GANs for Sequence Modeling

09 Dec 2021 | nlp rl gans Roger Jin

Today we’ll be trying to demystify the SeqGAN paper. We’ll go over

Why we might want to use GANs for sequence modeling,
Why we can’t apply GANs to sequence modeling directly,
And how we can reformulate sequence modeling with reinforcement learning to get past this barrier.

Reviewing RNNs

Let’s remind ourselves of how language modeling is typically done these days. We have some prefix of words $w_1,\ldots,w_{n}$ and we want to generate $w_{n+1}$, so in particular we want to learn the conditional distribution

\[\begin{equation} P\left(w_{n+1} | w_1, \ldots, w_{n}\right)\\ \end{equation}\]

for every $w_{n+1}$ in our vocabulary $V$. If we know this conditional distribution, one reasonable $w_{n+1}$ to choose might be

\[\begin{equation} \underset{w_{n+1} \in V}{\arg \max}\hspace{0.1cm} P\left(w_{n+1} | w_1, \ldots, w_{n}\right). \end{equation}\]

In practice, we approximate this conditional distribution for every word $w_{n+1}$ and for every prefix $w_1,\ldots,w_{n}$ by a language model (LM), which consumes the prefix words $w_1, \ldots, w_{n-1}$ and passes them to an encoder to generate a hidden state $h_{n-1}$, a vector representation of the prefix. RNN language models will consume the prefix words one at a time, while transformer language models will consume them all at once. The language model then passes $h_{n-1}$ along with $w_n$ through a decoder to generate a vector of scores (logits) $s_1, \ldots, s_{| V |}$, one for each word in the vocabulary $V$. These scores can then be passed through a $\operatorname{softmax}$ to get squashed into probabilities to arrive at a predicted conditional distribution $\begin{equation} \hat P\left(w_{n+1} | w_1, \ldots, w_{n}\right). \end{equation}$

During training, $w_1,\ldots,w_n, w_{n+1}$ are consecutive words from our dataset and we penalize the model by the negative log likelihood loss

\[\begin{equation} L(w_1, \ldots, w_n, w_{n+1}) = -\log \hat P\left( w_{n+1} | w_1, \ldots, w_n \right). \end{equation}\]

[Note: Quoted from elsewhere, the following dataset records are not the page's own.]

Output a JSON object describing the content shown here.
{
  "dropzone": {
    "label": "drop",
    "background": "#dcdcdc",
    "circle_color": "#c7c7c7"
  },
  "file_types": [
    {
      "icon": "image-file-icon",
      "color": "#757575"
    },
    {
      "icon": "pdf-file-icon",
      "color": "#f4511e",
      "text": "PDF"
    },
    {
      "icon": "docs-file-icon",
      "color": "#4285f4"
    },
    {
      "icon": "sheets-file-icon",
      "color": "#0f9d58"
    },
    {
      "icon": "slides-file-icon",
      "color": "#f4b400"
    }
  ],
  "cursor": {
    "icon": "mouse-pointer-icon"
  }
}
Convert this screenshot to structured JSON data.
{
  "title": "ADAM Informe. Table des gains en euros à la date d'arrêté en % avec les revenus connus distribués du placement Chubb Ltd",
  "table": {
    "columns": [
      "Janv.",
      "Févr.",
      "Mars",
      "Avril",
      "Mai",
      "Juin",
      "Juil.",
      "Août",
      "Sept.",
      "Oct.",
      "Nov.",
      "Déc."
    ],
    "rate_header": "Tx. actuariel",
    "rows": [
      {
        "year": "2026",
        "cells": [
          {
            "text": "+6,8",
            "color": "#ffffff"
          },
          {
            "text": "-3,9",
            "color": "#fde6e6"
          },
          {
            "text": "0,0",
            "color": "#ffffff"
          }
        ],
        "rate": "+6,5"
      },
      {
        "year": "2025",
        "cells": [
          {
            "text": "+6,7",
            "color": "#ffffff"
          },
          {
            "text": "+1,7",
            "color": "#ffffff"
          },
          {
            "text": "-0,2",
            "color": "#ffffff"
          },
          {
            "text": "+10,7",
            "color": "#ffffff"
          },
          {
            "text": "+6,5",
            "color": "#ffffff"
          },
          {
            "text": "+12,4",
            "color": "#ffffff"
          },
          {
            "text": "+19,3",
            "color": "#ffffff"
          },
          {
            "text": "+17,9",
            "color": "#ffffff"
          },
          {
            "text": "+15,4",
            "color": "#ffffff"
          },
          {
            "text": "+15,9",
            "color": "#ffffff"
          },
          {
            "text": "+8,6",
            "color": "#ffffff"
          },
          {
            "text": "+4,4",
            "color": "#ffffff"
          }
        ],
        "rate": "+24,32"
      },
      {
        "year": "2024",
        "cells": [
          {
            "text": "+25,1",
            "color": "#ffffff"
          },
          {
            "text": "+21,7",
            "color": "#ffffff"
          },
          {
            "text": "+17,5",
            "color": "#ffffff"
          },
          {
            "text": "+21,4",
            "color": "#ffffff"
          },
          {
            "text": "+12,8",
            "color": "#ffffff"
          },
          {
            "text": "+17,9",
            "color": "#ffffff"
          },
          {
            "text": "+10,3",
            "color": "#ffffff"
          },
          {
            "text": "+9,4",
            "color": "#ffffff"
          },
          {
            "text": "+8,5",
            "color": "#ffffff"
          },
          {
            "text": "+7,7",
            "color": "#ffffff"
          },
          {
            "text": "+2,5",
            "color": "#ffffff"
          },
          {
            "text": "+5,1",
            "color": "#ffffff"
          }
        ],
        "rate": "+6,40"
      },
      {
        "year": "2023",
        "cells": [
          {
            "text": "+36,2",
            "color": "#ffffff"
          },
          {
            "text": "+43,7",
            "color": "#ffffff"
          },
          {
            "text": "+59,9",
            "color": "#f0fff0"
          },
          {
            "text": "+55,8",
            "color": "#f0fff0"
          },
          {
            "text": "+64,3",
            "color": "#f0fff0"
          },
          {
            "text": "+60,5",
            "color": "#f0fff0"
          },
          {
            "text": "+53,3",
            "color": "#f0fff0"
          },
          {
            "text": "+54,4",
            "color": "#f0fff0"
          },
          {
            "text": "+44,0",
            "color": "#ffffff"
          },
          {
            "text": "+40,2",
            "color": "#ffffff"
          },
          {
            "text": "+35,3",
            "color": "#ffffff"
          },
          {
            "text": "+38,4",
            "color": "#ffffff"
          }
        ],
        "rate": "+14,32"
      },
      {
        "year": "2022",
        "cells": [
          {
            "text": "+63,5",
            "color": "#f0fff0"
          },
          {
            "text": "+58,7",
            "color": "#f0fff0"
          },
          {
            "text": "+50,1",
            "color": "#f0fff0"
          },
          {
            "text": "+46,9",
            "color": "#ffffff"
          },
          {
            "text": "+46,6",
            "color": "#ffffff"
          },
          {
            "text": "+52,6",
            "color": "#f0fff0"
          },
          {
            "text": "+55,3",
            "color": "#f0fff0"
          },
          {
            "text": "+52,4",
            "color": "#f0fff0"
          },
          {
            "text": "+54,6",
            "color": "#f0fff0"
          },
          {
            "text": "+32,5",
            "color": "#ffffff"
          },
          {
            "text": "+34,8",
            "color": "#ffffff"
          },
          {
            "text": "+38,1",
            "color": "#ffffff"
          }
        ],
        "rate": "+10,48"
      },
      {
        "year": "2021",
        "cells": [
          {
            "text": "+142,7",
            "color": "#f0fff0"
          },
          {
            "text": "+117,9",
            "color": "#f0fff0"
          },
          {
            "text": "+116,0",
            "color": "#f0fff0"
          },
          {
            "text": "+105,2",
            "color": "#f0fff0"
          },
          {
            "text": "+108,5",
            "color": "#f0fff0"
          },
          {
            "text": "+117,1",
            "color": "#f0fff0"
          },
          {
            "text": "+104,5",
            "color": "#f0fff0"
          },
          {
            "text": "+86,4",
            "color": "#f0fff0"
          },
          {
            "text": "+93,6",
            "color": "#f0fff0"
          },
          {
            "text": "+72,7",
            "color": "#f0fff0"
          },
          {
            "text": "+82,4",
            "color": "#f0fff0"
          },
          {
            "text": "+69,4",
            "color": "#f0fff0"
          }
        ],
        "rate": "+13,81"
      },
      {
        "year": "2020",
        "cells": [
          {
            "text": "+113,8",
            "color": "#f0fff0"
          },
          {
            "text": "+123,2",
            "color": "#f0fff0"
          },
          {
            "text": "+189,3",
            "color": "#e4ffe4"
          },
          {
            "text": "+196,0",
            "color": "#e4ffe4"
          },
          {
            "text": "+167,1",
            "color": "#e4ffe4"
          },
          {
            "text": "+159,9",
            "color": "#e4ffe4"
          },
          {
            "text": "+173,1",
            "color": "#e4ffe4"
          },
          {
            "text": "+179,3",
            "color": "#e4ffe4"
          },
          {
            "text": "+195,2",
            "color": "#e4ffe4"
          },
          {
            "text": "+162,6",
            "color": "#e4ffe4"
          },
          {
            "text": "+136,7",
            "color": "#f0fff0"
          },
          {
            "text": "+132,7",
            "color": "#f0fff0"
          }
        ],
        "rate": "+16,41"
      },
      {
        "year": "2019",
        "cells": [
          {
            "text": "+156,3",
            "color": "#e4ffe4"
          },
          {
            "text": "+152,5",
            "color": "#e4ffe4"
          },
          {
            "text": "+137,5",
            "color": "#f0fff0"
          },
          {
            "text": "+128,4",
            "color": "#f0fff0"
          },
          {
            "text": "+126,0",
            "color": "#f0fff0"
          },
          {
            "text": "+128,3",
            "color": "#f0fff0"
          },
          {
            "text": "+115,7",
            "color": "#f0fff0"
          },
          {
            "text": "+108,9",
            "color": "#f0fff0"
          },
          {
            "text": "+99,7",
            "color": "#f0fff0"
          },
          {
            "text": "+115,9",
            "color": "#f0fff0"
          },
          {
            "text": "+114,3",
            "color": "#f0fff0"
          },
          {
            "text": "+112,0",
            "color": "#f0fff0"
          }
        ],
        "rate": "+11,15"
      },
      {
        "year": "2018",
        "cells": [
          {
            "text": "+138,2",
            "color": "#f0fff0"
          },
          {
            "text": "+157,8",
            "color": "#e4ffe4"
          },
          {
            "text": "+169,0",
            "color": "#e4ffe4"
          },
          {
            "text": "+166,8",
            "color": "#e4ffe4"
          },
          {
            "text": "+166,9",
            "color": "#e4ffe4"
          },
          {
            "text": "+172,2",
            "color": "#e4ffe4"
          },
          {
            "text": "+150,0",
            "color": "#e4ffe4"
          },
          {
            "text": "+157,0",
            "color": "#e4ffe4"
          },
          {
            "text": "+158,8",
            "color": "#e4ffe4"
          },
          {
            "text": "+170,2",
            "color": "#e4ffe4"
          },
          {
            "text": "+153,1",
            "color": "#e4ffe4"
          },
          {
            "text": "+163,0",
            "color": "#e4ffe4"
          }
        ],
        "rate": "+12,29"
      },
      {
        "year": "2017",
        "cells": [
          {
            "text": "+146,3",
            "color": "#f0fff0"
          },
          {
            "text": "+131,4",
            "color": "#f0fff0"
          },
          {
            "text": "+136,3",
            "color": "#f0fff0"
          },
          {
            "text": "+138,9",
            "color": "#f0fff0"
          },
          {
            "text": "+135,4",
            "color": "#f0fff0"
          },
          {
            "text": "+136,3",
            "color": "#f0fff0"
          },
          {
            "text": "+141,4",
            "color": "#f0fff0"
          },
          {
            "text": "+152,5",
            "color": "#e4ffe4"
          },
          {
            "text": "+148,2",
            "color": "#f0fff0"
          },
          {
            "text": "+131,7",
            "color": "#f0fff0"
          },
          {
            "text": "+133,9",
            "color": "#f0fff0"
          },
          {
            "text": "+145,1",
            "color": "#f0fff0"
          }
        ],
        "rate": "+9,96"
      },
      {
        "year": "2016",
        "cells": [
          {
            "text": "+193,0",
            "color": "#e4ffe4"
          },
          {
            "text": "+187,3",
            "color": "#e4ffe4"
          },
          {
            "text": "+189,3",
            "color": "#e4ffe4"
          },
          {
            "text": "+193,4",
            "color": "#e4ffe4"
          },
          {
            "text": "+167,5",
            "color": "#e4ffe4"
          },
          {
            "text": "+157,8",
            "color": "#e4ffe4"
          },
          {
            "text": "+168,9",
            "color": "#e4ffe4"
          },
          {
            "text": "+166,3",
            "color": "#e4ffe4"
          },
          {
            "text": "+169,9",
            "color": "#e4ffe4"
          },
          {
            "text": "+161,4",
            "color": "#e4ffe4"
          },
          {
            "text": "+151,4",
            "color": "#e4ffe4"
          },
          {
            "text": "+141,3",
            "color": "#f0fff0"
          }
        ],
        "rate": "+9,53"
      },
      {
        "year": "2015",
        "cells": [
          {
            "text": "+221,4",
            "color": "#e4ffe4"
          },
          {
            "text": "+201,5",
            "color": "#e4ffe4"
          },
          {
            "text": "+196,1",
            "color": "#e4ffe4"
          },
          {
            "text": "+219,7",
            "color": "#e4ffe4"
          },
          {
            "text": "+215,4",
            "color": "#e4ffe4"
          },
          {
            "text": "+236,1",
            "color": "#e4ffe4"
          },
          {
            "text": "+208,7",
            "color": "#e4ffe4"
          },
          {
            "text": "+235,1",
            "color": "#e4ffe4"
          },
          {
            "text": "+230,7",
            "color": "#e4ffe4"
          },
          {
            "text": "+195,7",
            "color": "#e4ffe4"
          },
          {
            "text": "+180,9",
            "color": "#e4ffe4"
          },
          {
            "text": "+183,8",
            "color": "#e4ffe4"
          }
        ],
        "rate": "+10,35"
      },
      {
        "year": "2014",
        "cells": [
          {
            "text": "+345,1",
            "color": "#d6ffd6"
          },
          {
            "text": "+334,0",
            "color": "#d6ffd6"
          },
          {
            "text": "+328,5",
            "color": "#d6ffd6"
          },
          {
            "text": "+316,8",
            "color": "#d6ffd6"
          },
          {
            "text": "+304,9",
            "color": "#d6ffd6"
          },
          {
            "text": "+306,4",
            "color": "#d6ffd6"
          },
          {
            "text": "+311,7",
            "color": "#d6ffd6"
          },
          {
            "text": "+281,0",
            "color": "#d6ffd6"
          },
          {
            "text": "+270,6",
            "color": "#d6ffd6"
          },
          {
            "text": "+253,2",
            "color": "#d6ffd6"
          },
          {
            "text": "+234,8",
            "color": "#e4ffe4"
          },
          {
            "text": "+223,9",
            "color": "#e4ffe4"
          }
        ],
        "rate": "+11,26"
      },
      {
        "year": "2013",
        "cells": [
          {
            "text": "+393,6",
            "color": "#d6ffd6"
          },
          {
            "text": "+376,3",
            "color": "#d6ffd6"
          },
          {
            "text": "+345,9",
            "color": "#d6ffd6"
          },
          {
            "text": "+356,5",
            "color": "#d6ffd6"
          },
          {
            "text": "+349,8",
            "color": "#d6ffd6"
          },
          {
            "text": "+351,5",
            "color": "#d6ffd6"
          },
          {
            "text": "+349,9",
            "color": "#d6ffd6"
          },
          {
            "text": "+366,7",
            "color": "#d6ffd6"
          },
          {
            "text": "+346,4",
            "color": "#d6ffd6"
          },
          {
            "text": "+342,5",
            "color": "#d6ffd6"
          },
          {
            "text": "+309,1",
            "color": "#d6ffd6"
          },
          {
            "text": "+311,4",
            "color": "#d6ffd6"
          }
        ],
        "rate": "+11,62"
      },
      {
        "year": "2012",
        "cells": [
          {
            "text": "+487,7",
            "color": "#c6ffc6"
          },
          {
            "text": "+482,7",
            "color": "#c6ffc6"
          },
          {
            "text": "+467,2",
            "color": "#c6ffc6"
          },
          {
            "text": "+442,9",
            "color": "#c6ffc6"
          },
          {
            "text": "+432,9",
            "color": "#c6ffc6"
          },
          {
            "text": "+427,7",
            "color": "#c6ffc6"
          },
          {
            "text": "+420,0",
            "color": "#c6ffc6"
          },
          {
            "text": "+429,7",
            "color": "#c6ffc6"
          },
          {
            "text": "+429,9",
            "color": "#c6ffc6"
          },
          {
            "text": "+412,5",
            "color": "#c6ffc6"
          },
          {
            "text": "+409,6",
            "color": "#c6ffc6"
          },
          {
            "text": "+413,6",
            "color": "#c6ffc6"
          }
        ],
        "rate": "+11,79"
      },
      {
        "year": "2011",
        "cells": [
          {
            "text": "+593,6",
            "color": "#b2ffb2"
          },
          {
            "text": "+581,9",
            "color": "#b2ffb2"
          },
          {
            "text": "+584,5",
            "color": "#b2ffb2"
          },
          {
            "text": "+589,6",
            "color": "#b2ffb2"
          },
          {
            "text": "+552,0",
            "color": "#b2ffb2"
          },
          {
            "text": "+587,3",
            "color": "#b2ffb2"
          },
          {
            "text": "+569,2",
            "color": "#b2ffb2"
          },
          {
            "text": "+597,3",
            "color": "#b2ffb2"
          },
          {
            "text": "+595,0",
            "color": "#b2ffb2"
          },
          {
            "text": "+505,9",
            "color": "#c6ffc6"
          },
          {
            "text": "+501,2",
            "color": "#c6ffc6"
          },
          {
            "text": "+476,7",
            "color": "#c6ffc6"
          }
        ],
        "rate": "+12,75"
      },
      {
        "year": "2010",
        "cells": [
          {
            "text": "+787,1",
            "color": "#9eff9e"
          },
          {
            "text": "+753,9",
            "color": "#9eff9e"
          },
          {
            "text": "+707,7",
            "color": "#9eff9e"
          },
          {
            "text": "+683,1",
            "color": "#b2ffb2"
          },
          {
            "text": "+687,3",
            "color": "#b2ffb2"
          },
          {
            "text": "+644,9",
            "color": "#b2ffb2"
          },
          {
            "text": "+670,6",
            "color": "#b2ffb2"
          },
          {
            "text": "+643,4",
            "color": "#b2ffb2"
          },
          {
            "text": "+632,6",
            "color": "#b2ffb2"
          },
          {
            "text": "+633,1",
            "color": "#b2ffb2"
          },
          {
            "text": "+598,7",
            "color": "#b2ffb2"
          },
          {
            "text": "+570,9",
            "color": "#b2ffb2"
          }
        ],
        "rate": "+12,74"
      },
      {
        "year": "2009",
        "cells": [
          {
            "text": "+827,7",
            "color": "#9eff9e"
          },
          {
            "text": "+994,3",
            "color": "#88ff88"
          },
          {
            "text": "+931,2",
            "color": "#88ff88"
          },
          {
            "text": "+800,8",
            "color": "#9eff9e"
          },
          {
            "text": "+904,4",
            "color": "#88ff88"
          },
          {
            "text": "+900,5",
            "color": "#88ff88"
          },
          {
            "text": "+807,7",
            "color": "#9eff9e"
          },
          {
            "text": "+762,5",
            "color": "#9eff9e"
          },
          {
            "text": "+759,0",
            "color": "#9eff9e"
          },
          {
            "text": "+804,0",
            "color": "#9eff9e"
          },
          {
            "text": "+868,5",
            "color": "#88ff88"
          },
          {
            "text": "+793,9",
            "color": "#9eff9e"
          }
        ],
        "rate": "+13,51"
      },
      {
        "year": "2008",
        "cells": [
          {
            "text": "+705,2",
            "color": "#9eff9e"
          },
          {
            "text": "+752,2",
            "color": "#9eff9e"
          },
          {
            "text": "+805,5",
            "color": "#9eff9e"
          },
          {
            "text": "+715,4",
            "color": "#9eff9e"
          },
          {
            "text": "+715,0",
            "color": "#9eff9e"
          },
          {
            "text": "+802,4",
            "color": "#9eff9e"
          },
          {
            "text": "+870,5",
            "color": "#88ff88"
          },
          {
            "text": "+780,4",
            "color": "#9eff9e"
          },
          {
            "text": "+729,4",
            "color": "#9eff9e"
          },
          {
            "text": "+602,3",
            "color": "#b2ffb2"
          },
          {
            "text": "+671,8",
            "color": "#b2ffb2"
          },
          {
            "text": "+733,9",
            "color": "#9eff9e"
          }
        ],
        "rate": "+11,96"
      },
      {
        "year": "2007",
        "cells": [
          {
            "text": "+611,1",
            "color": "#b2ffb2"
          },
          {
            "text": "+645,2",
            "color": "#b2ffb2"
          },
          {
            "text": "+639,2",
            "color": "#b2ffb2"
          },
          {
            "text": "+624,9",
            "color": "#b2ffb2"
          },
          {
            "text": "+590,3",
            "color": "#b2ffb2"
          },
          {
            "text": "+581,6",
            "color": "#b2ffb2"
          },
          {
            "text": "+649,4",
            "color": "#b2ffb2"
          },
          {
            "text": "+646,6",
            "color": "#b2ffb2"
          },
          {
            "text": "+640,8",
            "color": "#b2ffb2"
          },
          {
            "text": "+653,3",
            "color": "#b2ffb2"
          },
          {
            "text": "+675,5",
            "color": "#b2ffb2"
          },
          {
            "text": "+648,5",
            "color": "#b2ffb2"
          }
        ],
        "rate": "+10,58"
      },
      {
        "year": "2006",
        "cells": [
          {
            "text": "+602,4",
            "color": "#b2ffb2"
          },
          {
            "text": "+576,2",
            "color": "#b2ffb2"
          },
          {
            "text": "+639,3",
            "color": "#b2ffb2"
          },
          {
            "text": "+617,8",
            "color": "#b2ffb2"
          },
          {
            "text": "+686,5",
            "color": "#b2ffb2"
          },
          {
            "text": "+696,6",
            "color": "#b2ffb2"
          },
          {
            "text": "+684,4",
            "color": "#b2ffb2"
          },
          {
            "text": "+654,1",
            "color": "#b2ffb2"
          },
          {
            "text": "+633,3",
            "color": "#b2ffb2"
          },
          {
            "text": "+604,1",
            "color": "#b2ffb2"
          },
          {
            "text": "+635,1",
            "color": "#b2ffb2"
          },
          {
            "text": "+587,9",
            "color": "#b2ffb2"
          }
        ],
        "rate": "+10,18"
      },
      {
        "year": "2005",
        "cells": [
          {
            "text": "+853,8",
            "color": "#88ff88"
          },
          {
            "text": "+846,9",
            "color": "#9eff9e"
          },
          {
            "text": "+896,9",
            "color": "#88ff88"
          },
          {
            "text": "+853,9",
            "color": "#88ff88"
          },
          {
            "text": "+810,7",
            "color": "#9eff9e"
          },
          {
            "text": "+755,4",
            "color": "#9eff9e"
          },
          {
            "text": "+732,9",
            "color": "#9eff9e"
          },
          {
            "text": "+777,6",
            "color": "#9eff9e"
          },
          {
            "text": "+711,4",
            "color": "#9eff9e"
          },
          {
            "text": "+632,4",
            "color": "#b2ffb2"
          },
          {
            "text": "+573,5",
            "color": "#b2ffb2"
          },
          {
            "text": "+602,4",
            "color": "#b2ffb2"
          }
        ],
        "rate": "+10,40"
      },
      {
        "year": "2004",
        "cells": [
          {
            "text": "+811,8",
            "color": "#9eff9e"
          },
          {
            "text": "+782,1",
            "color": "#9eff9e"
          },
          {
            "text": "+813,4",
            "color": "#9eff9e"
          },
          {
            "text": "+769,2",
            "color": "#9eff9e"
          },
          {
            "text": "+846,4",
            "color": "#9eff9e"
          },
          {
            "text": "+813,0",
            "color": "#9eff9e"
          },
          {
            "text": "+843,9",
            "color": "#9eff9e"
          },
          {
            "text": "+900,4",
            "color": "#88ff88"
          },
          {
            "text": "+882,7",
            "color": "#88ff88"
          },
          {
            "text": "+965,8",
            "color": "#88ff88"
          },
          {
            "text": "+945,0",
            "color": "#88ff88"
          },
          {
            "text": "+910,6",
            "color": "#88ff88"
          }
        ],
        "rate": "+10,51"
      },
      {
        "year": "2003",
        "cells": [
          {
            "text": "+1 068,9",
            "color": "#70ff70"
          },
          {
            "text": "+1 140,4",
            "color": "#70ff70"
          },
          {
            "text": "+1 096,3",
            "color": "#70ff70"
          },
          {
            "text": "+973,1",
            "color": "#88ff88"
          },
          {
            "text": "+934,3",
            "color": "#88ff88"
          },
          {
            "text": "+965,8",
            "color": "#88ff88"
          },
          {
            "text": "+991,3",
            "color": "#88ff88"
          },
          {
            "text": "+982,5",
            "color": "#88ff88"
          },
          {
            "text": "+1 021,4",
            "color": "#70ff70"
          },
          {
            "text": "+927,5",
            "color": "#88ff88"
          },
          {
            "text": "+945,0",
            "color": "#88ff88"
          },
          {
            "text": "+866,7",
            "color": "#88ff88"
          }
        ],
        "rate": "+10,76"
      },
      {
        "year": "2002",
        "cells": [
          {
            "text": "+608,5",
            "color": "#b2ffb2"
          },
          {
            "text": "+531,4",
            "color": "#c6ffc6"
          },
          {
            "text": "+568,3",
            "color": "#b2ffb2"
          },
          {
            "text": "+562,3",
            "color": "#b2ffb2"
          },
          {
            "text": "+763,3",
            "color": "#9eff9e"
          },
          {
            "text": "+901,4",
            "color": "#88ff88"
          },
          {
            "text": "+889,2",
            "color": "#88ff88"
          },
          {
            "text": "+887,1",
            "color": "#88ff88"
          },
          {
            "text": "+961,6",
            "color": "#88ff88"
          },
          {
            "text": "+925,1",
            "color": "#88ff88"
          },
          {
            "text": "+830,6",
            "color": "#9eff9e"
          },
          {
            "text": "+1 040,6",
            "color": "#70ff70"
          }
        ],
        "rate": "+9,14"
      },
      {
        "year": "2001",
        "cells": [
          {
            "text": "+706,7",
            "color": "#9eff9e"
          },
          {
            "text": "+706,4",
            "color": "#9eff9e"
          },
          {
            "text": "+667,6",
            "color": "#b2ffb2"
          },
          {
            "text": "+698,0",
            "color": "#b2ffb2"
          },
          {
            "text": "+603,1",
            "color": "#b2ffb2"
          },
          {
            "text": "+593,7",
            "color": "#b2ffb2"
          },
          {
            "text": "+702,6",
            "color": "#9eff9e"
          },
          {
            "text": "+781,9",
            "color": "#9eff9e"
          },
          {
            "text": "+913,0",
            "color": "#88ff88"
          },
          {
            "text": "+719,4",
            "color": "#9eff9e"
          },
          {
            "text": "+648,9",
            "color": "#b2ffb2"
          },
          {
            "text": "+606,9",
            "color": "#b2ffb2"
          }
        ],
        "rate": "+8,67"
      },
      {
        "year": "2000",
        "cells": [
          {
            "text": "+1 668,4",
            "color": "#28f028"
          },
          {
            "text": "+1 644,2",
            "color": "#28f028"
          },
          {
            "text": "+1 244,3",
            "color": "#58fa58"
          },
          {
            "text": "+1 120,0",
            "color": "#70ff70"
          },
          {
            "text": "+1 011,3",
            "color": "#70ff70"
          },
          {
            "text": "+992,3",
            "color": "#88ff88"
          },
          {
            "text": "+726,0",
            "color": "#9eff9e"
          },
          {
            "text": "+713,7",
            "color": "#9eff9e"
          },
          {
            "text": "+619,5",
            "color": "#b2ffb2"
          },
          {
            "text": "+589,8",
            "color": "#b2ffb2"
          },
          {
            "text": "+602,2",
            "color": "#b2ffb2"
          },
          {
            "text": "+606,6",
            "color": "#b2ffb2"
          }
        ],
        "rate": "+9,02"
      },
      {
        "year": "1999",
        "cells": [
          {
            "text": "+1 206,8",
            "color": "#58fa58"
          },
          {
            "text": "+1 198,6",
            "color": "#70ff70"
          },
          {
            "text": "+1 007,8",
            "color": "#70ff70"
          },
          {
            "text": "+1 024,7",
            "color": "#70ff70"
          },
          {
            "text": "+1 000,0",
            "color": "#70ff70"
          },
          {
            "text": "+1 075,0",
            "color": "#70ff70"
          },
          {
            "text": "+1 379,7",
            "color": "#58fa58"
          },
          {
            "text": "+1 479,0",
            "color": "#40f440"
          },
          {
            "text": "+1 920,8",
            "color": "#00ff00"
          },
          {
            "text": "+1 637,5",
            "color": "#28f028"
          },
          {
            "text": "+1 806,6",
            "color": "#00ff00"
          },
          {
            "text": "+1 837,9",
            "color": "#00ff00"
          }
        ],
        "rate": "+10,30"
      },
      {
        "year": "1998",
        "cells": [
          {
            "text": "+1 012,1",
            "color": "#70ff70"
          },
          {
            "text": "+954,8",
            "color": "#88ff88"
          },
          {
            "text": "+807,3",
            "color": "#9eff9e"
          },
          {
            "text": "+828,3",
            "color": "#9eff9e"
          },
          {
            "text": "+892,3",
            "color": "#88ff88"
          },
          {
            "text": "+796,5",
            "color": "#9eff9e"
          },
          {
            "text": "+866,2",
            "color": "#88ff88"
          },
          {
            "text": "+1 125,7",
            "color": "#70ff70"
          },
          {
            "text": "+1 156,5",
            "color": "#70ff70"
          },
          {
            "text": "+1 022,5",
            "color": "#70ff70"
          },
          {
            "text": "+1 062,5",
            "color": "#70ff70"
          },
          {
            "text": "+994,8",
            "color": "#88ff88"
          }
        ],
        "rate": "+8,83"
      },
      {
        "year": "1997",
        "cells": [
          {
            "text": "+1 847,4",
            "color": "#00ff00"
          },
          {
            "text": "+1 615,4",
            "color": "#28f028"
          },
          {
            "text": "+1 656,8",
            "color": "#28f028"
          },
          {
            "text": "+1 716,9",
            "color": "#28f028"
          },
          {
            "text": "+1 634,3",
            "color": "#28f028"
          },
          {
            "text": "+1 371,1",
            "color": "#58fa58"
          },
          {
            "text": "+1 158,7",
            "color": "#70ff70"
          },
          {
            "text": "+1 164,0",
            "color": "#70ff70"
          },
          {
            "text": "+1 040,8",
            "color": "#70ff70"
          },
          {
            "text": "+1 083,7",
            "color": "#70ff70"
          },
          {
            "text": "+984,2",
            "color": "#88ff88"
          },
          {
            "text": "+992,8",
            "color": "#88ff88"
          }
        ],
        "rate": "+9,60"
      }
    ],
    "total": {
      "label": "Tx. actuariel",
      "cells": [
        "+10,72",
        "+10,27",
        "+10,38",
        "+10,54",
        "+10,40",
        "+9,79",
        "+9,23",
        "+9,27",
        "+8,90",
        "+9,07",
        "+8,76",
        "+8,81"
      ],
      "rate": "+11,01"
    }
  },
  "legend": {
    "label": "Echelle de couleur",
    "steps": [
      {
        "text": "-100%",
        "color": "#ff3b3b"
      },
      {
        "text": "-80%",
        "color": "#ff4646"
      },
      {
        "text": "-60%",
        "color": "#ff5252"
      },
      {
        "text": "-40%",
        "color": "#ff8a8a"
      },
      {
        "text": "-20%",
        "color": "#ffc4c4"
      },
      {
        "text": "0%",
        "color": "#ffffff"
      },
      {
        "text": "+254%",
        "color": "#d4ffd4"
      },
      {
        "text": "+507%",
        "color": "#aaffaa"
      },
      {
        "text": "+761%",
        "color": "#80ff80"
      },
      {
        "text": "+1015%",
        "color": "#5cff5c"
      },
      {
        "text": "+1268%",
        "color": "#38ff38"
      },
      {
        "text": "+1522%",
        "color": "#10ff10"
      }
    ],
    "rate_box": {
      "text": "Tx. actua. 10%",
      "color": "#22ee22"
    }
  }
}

Now suppose we have a trained LM and we want to generate text from it (we call this inference). We can do this by generating one word at a time and appending to a prefix which we condition on to get the next word, feeding outputed words back into our LM autoregressively to get new next words. To keep things simple, suppose we use a greedy decoding - that is, at each step, we take $\arg \max$ over the output probability distribution (or equivalently output logits) to choose the next word. We then have the relation

\[\begin{equation} w_{n+1} = \arg \max \operatorname{LM}(h_{n-1}, w_n), \end{equation}\]

recalling that $h_{n-1}$ is a hidden state representing the prefix $w_1, \ldots, w_{n-1}$.

Thus, during training, the input prefixes come from the data, while during inference, they come from the outputs of the model.

Problems

RNNs are unreasonably effective. At the very least, they might be better at blog writing than this poor author. However, they are not devoid of weaknesses.

Problem: Exposure bias

Recall that we have a distribution shift between training and inference - during training, inputs come from the data, while during inference, inputs come from the outputs of the model. We call this problem exposure bias - the model is never exposed to its own output during training, and so during inference with every successive word we add to the prefix from the model output, the generated text distribution drifts further from the data text distribution.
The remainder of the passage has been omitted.